Corruption : 7 ans de prison pour le sénateur Malik Boudjouher du RND !

Le tribunal de Tipaza a prononcé, ce dimanche, en audience publique, une peine de 7 ans de prison ferme contre le membre du Conseil de la nation, Malik Boudjouher, pour corruption, avec interdiction d’exercer de hautes fonctions, assortie d’une amende d’un (01) million de dinars.

Selon le prononcé du jugement contradictoire en première instance rendu par la juge Radia Benghezal, l’accusé Boudjouher Malik a été condamné à une peine de 7 ans de prison ferme avec interdiction, pour une durée de 5 ans, d’exercer de hautes fonctions ou de se porter candidat à un poste politique, assortie d’une amende pour « obtention de privilèges indus » et « abus de pouvoir », mais ce dernier a été acquitté de l’accusation « d’abus de fonction ».
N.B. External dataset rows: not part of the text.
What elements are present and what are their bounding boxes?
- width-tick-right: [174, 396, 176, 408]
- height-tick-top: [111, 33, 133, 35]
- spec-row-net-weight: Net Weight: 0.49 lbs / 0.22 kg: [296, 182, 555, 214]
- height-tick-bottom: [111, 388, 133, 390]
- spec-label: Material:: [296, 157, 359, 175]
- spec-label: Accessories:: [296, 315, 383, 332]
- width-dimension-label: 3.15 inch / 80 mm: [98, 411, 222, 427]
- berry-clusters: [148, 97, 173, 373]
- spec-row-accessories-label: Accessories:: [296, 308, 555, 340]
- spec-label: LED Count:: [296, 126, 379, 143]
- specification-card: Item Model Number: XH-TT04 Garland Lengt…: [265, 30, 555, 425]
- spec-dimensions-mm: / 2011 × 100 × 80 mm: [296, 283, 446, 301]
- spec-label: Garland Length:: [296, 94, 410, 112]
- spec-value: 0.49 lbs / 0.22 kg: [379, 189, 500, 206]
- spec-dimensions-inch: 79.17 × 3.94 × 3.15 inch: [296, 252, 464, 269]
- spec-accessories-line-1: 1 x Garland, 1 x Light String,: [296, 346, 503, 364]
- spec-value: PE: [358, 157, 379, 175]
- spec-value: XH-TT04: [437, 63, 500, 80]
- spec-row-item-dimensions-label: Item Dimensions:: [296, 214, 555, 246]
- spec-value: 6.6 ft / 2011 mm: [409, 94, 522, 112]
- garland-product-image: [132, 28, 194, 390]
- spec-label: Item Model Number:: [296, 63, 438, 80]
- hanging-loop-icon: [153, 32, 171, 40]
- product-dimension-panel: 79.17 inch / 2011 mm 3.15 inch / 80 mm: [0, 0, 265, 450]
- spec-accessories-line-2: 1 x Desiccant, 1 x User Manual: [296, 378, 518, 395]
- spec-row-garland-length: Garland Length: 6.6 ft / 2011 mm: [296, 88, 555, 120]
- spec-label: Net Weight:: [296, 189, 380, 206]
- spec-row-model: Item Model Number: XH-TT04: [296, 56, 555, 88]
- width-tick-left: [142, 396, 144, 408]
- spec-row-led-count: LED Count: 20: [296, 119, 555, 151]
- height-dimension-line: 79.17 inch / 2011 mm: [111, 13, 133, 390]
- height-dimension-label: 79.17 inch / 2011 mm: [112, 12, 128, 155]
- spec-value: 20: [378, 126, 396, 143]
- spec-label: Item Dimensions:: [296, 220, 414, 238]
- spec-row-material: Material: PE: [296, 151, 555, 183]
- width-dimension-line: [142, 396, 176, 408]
La présidence du tribunal avait rejeté, lors du procès du sénateur, les moyens de défense concernant la nullité des procédures de poursuite, présentés par la défense de l’accusé principal, arguant qu’il s’agissait d’un membre du Conseil de la nation qui jouissait encore de l’immunité parlementaire.

Dans sa plaidoirie, le procureur de la République adjoint, Mohamed Khiar a souligné que l’accusé devait, de par son appartenance à un pouvoir législatif, être plus soucieux du respect de la loi mais les faits sont avérés et démontrent son implication dans cette affaire, au titre de laquelle il est poursuivi pour « obtention de privilèges indus » et « abus de pouvoir et de fonction ».

Le procureur de la République adjoint a indiqué que l’accusé avait obligé la victime à verser 2 millions DA, en exploitant nombre de faits et de conditions dont la publication d’un article de presse, faisant état de l’illégalité du projet que la victime comptait réaliser dans la région de Ouzakou à Chenoua (Tipaza).

Lors des deux précédentes audiences, le tribunal avait rejeté, par deux fois consécutives (les 14 et 21 avril), la demande de libération, émise par la défense de l’accusé principal (Boudjouher), en détention provisoire depuis son arrestation le 14 août dernier sur ordre du juge d’instruction.

Le procureur de la République près le Tribunal de Tipaza s’est référé aux articles 128 de la Constitution et 111 du Code pénal, pour procéder « à l’arrestation immédiate de l’accusé, jouissant de l’immunité parlementaire et au lancement, sans délai, d’une enquête judiciaire.